Procédure contentieuse antérieure :

La société anonyme (SA) Oréas, la société à responsabilité limitée (SARL) Oreas Oléron et M. C...ont demandé au tribunal administratif de Poitiers d'annuler l'arrêté du 15 octobre 2012 par lequel le maire de Saint-Trojan-les-Bains a, au nom de l'Etat, mis en demeure la société Oréas Oléron d'interrompre les travaux réalisés sur la parcelle cadastrée section A n° 1440 au 46 avenue des Bouillats.

Par un jugement n° 1300583 du 31 août 2015, le tribunal administratif de Poitiers a rejeté l

eur demande.

Procédure devant la cour :

Par une requête, enregistrée le 29 octobre 2015,...

Vu la procédure suivante :

Procédure contentieuse antérieure :

La société anonyme (SA) Oréas, la société à responsabilité limitée (SARL) Oreas Oléron et M. C...ont demandé au tribunal administratif de Poitiers d'annuler l'arrêté du 15 octobre 2012 par lequel le maire de Saint-Trojan-les-Bains a, au nom de l'Etat, mis en demeure la société Oréas Oléron d'interrompre les travaux réalisés sur la parcelle cadastrée section A n° 1440 au 46 avenue des Bouillats.

Par un jugement n° 1300583 du 31 août 2015, le tribunal administratif de Poitiers a rejeté leur demande.
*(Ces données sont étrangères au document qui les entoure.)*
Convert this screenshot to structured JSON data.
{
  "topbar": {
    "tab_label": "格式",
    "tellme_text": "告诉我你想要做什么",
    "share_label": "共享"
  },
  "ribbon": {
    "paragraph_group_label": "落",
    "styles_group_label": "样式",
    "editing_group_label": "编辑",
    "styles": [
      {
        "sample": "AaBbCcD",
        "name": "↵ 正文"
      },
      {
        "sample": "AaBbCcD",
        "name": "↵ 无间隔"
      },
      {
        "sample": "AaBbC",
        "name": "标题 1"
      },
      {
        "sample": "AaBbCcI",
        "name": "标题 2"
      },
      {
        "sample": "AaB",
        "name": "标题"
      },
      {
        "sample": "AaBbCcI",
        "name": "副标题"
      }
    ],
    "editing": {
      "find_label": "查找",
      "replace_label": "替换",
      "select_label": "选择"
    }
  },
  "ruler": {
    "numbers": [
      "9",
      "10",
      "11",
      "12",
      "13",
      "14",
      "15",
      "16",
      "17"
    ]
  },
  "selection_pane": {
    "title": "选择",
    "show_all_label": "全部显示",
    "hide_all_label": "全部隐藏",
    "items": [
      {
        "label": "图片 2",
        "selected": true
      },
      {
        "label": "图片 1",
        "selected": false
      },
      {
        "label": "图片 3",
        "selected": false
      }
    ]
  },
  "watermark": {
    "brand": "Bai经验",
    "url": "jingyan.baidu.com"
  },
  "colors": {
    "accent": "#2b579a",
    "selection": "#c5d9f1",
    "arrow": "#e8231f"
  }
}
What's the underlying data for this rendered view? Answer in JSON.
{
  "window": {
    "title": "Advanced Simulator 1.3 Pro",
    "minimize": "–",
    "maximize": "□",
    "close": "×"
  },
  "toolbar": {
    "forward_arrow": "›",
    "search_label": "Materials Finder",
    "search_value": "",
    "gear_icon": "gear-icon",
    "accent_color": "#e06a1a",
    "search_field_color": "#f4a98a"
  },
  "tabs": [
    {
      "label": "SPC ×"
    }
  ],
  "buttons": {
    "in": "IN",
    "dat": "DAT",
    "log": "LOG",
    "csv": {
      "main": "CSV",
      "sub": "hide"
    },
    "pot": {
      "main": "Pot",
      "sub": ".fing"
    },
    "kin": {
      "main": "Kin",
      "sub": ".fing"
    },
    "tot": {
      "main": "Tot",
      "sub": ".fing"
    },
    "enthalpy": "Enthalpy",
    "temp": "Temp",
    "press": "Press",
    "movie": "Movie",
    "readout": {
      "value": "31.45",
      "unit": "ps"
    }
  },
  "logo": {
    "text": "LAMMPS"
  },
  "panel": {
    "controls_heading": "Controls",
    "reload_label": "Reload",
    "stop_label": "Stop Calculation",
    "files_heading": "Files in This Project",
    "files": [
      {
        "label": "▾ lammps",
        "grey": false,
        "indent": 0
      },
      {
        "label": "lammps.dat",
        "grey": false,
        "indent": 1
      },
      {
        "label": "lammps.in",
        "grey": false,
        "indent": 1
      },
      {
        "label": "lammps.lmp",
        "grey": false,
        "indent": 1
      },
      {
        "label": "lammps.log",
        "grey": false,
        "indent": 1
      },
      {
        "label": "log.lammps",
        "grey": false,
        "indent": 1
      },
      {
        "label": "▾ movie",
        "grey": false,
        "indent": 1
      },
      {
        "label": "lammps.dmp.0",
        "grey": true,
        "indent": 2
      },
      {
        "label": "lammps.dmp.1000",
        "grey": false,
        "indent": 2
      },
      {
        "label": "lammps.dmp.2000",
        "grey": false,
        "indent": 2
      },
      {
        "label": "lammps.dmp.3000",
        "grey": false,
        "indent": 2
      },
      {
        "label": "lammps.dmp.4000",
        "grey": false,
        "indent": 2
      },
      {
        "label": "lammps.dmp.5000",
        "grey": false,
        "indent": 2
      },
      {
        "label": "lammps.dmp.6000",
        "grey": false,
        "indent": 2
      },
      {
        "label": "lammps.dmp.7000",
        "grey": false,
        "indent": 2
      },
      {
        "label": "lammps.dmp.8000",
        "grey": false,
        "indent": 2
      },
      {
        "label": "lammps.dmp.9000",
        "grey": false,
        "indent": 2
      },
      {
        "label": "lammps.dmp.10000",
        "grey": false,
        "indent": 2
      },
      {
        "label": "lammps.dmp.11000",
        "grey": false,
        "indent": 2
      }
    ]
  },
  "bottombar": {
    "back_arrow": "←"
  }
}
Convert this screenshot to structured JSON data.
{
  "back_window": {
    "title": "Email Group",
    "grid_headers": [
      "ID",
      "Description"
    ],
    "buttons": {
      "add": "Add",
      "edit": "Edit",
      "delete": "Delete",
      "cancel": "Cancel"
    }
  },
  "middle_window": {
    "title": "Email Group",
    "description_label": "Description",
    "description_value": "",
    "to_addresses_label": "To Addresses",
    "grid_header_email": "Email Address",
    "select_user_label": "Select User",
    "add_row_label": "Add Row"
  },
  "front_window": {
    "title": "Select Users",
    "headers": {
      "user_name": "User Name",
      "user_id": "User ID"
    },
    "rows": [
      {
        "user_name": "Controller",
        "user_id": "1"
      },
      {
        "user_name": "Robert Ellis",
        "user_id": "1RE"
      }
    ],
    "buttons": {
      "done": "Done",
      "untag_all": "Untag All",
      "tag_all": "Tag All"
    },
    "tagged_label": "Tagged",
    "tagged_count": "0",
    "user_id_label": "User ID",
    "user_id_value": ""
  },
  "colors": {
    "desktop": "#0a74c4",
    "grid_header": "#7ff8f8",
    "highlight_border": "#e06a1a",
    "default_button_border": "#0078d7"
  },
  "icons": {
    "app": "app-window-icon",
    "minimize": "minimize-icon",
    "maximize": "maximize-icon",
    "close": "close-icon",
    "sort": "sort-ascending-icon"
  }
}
Procédure devant la cour :

Par une requête, enregistrée le 29 octobre 2015, la société par actions simplifiée (SAS) Oreas, la société à responsabilité limitée (SARL) Oreas Oléron et M. A...C..., représentés par MeB..., demandent à la cour :

1°) d'annuler ce jugement n° 1300583 du tribunal administratif du Poitiers du 31 août 2015 ;

2°) d'annuler l'arrêté municipal du 15 octobre 2012 ;

3°) de mettre à la charge de l'Etat la somme de 3 000 euros au titre des dispositions de l'article L. 761-1 du code de justice administrative.

Ils soutiennent que :

- l'arrêté en litige est illégal en raison du fait qu'il a été notifié à la SARL Oréas Oléron alors qu'il aurait dû l'être à M.C..., seul bénéficiaire du permis de construire délivré en 2008 ;

- la procédure contradictoire prévue à l'article 24 de la loi du 12 avril 2000 n'a pas été respectée préalablement à l'intervention de l'arrêté en litige ; c'est à tort que le tribunal administratif a jugé qu'il n'existait pas de circonstances de fait ou de droit nouvelles qui auraient justifié l'organisation d'une nouvelle procédure contradictoire entre la première mise en demeure d'interrompre les travaux décidée le 4 septembre 2012 et l'arrêté en litige du 15 octobre 2012 ; en effet, entre ces deux décisions, M. C...avait adressé au maire un courrier valant recours administratif qui a conduit au retrait du premier arrêté municipal et qui constituait ainsi une circonstance nouvelle ;

- l'arrêté en litige est insuffisamment motivé en fait car il n'explique pas en quoi les travaux réalisés par la SARL Oréas Oléron ne pouvaient être pris en compte concernant la caducité du permis de construire délivré en 2008 ;

- c'est à tort que les premiers juges ont estimé que ce permis était devenu caduc dès lors que la commune ne démontre pas que les travaux autorisés ont été interrompus pendant plus d'un an ; il est au contraire justifié que les travaux portant sur la construction des lots n° 4 et 5 ont commencé à l'été 2009 et se sont poursuivis jusqu'aux mois de juin et de juillet 2012 ; par leur importance, ils ne constituaient pas de simples travaux préparatoires ne faisant pas obstacle à la caducité du permis de construire.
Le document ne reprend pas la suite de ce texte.